Weak signals in on-trade: how to detect them before it’s too late
- 2 days ago
- 3 min read

In the commercial management of an FMCG brand in on-trade, a product’s performance can change very quickly. A launch may see immediate success, an established product may gradually lose momentum, or an activation may generate a short-term impact that quickly fades.
For Antoine, On-Trade Sales Director, the challenge is not only to track the overall performance of his portfolio. He also needs to be able to detect the first signs of declining performance before they become visible in monthly results.
The problem is that these signals often appear well before traditional indicators. And by the time they show up in standard reports, it is sometimes already too late to act effectively.
In a market as fragmented as HoReCa, capturing these weak signals becomes an essential lever for managing commercial performance.
Why underperformance is often detected too late
In many FMCG organizations, performance monitoring still relies primarily on consolidated indicators. Volumes sold to distributors, outlet orders, or monthly results provide an overall view of business activity.
These indicators are useful for tracking the general market trend. However, they have one major drawback: they often come with a time lag.
A product may start slowing down in certain outlets several weeks before this trend becomes visible in overall volumes. During this time, sales teams continue to work with the same priorities, without realizing that the momentum is starting to shift.
By the time the decline finally appears in the reports, the situation has already taken hold.
On-trade weak signals already exist in sales data
In day-to-day field reality, the first signs of underperformance often appear very early in sales.
A product may start selling less frequently in certain outlets.
A SKU may gradually be replaced by a competing alternative.
A product may lose visibility on menus or in staff recommendations.
These changes do not immediately trigger a sharp drop in volumes. They first appear as small variations in sales, often invisible in global analyses.

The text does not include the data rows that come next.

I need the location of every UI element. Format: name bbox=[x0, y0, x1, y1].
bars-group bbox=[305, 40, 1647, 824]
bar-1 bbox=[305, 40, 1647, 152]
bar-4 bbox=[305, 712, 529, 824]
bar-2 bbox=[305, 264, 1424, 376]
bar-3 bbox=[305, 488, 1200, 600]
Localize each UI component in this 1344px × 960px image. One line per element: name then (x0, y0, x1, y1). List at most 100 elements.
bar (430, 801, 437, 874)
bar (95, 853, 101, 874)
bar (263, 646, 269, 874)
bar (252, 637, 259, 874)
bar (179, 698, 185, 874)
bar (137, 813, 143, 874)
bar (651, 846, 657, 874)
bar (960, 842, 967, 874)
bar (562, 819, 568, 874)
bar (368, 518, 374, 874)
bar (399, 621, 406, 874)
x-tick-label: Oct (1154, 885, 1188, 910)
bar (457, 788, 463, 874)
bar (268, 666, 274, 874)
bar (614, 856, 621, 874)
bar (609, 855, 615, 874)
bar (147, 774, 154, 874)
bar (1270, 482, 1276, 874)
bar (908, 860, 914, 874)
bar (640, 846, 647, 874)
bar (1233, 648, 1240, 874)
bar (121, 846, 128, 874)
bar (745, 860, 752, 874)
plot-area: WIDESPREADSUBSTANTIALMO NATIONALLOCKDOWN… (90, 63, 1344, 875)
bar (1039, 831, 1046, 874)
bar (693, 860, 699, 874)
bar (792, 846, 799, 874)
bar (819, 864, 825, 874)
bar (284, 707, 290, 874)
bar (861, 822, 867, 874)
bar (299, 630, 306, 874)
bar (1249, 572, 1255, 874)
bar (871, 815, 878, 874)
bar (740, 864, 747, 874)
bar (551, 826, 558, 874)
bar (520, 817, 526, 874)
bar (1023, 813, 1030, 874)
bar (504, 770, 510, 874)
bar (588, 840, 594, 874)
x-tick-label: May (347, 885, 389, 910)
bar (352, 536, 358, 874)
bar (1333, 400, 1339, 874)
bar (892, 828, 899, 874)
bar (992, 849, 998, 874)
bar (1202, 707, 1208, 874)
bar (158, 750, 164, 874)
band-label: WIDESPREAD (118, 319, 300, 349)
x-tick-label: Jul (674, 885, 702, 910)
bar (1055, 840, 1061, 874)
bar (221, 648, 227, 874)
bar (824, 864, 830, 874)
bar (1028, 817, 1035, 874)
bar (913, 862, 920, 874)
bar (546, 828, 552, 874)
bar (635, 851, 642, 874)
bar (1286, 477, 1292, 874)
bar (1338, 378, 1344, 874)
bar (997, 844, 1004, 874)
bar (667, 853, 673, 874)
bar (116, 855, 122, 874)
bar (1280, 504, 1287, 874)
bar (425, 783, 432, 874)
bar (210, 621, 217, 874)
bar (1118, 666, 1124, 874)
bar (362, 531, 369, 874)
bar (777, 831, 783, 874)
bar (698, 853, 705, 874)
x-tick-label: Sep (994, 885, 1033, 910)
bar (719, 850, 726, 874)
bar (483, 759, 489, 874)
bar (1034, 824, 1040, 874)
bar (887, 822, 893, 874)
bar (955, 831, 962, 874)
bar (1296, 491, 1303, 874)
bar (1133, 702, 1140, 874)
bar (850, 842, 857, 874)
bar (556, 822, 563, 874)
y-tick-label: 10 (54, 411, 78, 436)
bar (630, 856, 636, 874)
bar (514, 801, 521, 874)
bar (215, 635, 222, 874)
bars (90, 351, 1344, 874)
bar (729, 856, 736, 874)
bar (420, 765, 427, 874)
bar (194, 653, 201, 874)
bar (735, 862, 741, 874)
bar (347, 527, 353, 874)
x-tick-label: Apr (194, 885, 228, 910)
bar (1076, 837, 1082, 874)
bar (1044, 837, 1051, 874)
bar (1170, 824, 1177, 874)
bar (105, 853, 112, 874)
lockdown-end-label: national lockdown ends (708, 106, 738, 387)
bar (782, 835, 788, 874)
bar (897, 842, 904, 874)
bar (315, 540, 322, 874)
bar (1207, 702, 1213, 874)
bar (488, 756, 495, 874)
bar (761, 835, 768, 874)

This is precisely the type of signal that sales teams seek to identify in order to act quickly.
The importance of a more granular view of sales
To detect these weak signals, it becomes necessary to analyze sales at a higher level of detail.
Instead of looking only at overall volumes, teams can analyze product performance at outlet, regional, or even consumption occasion level.
This approach makes it possible to identify localized changes that are not yet visible at national level.
For example, a product may start slowing down in certain types of outlets or in specific geographic areas. These insights provide a valuable opportunity to understand the mechanisms behind the underperformance.
Anticipate rather than correct
When weak signals are detected early enough, sales teams can act quickly.
A drop in visibility can be corrected through field action.
A loss of momentum can be reignited through a targeted activation.
Stronger competition can be offset through repositioning or a promotion.
In this case, teams act before the trend turns into a real commercial issue.
Conversely, when underperformance is detected late, corrective actions often become more costly and less effective.
Data as a detection tool
Today, access to more precise sales data enables brands to monitor the evolution of their products with an unprecedented level of detail.
When sales from point-of-sale systems can be analyzed at scale, it becomes possible to identify variations in consumption well before they become visible in traditional indicators.
Some platforms now make it possible to connect till data from thousands of outlets in order to analyze product performance in real time and detect market shifts more quickly. This approach helps sales teams better understand their product dynamics and anticipate changes in trends.
Turning weak signals into a strategic advantage
In foodservice, speed of reaction is often a key performance factor. Brands that are able to quickly identify shifts in momentum can adjust their strategies before their competitors.
Detecting weak signals therefore makes it possible to turn data into a true anticipation tool. Rather than being subject to market changes, sales teams can act at the very first signs of change.
For an On-Trade Sales Director, this ability to capture weak signals represents far more than a simple analytical advantage. It becomes a strategic lever for steering performance and securing brand growth in an ever-changing market.